In most cases, BOD is responsible for overseeing the risk
management process.
To perform its risk oversight and monitoring
activities. the BOD Is increasingly establishing risk management committees to
oversee and monitor overall enterprise risk management activity.
Further many corporating BOD has appointed a chief
risk officer CRO whose activities are supervised by the risk management committee.
Ø Management accountant's role in ERM:
Assisting in implementing ERM in the finance function.
Providing information to management to assist in risk
identification.
Assisting the management to analyze and evaluate the
risk.
Ø Review of strategic planning:
Strategy:
It is a set of actions taken by the manager of
a company to increase the company's performance.
Strategy setting includes,
1.
Strategy formulation
2.
Strategy implementation
Ø Strategy formulation:
It is a process of selecting a strategy.
Ø Strategy implementation:
It is a process of putting the selected strategy into
action.
Ø Strategy planning:
It is a long-term plan usually covering five
years or longer.
Ø Steps in strategic planning:
1.
Define companies mission, vision, value, and
goals.
2.
Analysing external factors.
3.
Analyzing internal factors.
4.
Formulating strategies
5.
Strategy implementation.
Ø Benefits of ERM:
The organization's range of opportunities is increased.
Risks are identified and managed across the enterprise.
Positive outcomes are increased while negative surprises
are reduced
Increased confidence in management.
Management will gain a better understanding of the risk.
Ø Limitations of ERM:
All cannot be eliminated from all risks of an organization.
COSO: committee of sponsoring organization:
Ø COSO 2017 ERM framework :
The COSO 2017 ERM framework includes 5 components and 20 interrelated principles.
1. Government and culture
2. Strategy and objective settings
3. Performance
4. Review and revision
5. Information communication and reporting.
Ø Governance and culture:
Ø Governance set the organization's tone.
Culture related to ethical values decides behavior etc.
Ø Governance and culture include 5 principles:
1. Exercise board risk oversight.
2. Established operating structure.
3. Defines designed culture.
4. Demonstrates commitment to a core value.
5. Attracts develops and retained capable individuals.
Ø Strategy and objective settings:
ERM strategy and objectives settings are all part of the strategic planning process.
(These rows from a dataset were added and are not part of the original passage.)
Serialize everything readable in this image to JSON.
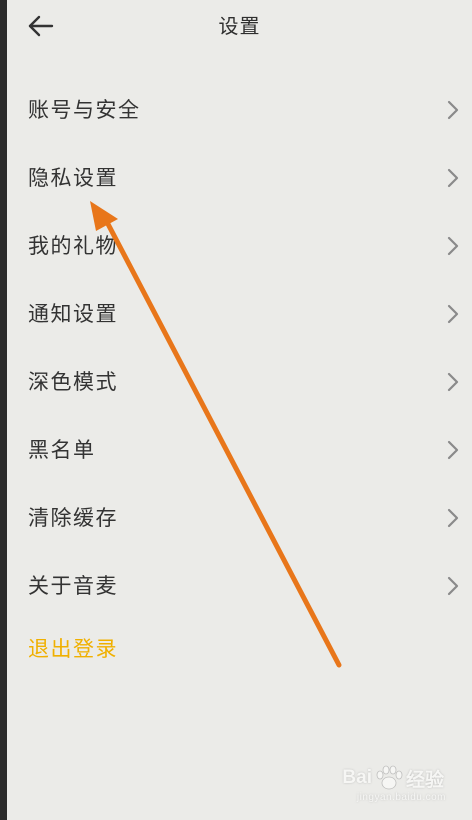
{
  "header": {
    "title": "设置",
    "back_icon": "back-arrow-icon"
  },
  "menu": {
    "items": [
      {
        "label": "账号与安全",
        "icon": "chevron-right-icon"
      },
      {
        "label": "隐私设置",
        "icon": "chevron-right-icon"
      },
      {
        "label": "我的礼物",
        "icon": "chevron-right-icon"
      },
      {
        "label": "通知设置",
        "icon": "chevron-right-icon"
      },
      {
        "label": "深色模式",
        "icon": "chevron-right-icon"
      },
      {
        "label": "黑名单",
        "icon": "chevron-right-icon"
      },
      {
        "label": "清除缓存",
        "icon": "chevron-right-icon"
      },
      {
        "label": "关于音麦",
        "icon": "chevron-right-icon"
      }
    ]
  },
  "logout": {
    "label": "退出登录"
  },
  "annotation": {
    "icon": "orange-pointer-arrow",
    "color": "#e8761a",
    "points_to": "隐私设置"
  },
  "watermark": {
    "brand_left": "Bai",
    "brand_right": "经验",
    "sub": "jingyan.baidu.com",
    "icon": "paw-icon"
  },
  "colors": {
    "background": "#ebebe8",
    "text": "#333333",
    "logout": "#f0b000",
    "chevron": "#8a8a8a",
    "arrow": "#e8761a"
  }
}
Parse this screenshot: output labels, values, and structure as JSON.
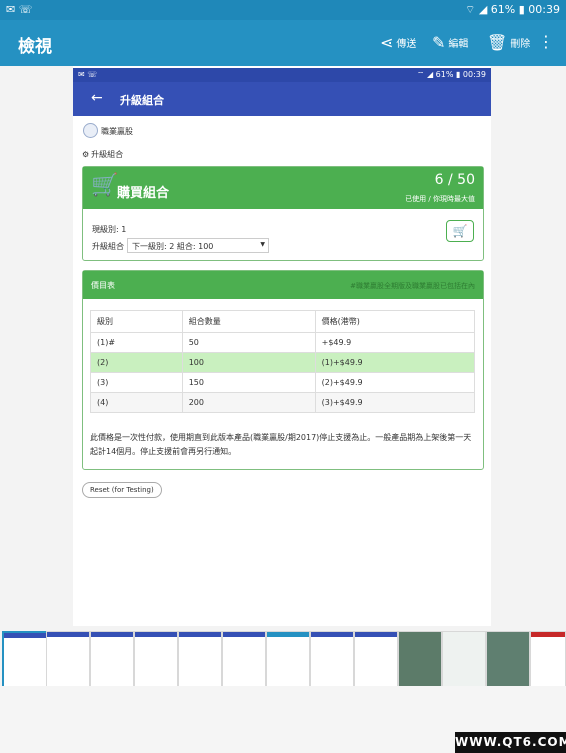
{
  "status": {
    "left": "✉ ☏",
    "right": "⌔ ◢ 61% ▮ 00:39"
  },
  "appbar": {
    "title": "檢視",
    "actions": [
      {
        "icon": "share-icon",
        "label": "傳送"
      },
      {
        "icon": "edit-icon",
        "label": "編輯"
      },
      {
        "icon": "delete-icon",
        "label": "刪除"
      }
    ]
  },
  "inner": {
    "status": {
      "left": "✉ ☏",
      "right": "⌔ ◢ 61% ▮ 00:39"
    },
    "appbar_title": "升級組合",
    "company": "職業贏股",
    "section_heading": "升級組合",
    "buy": {
      "title": "購買組合",
      "used": "6",
      "max": "50",
      "caption": "已使用 / 你現時最大值",
      "current_level_label": "現級別: 1",
      "upgrade_label": "升級組合",
      "select_value": "下一級別: 2 組合: 100"
    },
    "price": {
      "title": "價目表",
      "note": "#職業贏股全期版及職業贏股已包括在內",
      "headers": [
        "級別",
        "組合數量",
        "價格(港幣)"
      ],
      "rows": [
        [
          "(1)#",
          "50",
          "+$49.9"
        ],
        [
          "(2)",
          "100",
          "(1)+$49.9"
        ],
        [
          "(3)",
          "150",
          "(2)+$49.9"
        ],
        [
          "(4)",
          "200",
          "(3)+$49.9"
        ]
      ],
      "footnote": "此價格是一次性付款，使用期直到此版本產品(職業贏股/期2017)停止支援為止。一般產品期為上架後第一天起計14個月。停止支援前會再另行通知。"
    },
    "reset_button": "Reset (for Testing)"
  },
  "watermark": "WWW.QT6.COM",
  "colors": {
    "appbar": "#2591c2",
    "inner_appbar": "#3550b5",
    "green": "#4caf50",
    "highlight": "#c9f0bf"
  }
}
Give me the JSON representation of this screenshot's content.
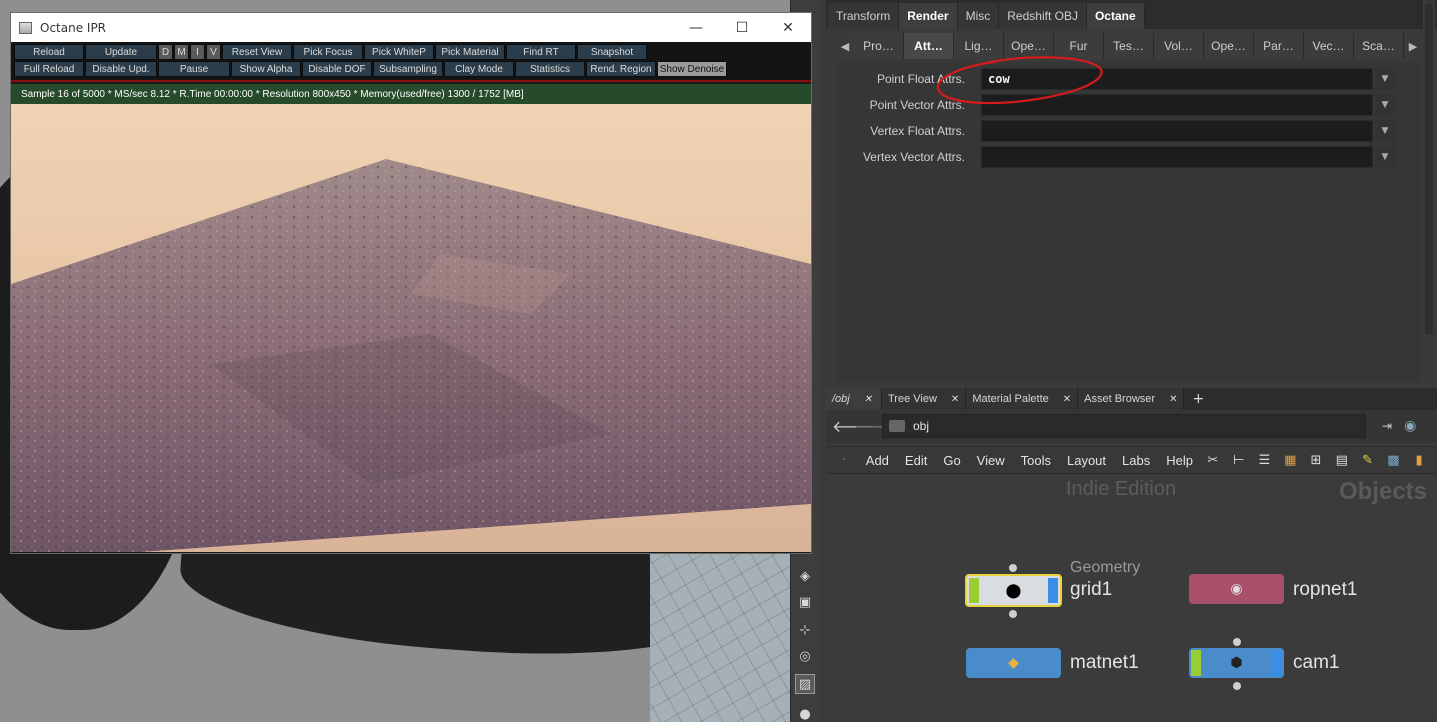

The company determines its risk appetite and aligns its strategy with it.
It includes 4 principles,
1. Analysing business context
2. Defines risk appetite
3. Evaluate alternative strategies
4. Formulate business objectives.
Ø Performance:
The risk may that impact the achievement of the firm strategy and business objectives needs to be identified and assessed [evaluate]
Risk should be prioritized according to probability and impact.
It includes 5 principles,
1. Identified risk
2. Assesses the severity of the risk
3. Prioritised the risk
4. Implements risk responses
5. Develop portfolio views.
Ø Review and revision:
If substantial changes occur should consider what revisions are needed management should review ERM.
1. Assesses substantial changes
2. Review risk and performance
3. Persues improvement in enterprise risk management
Ø Information, communication, and reporting:
ERM involves a continuous process of obtaining and sharing necessary information received from both internal and external sources.
The communications should flow up, down, and across the organization.
It includes 3 principles,
1. Leverage information system
2. Communicates risk information
3. Reports on risk, culture, and performance.
Note: the management of risk in increasing the firm's value
The purpose of ERM is the management of risk in increasing the firm's value.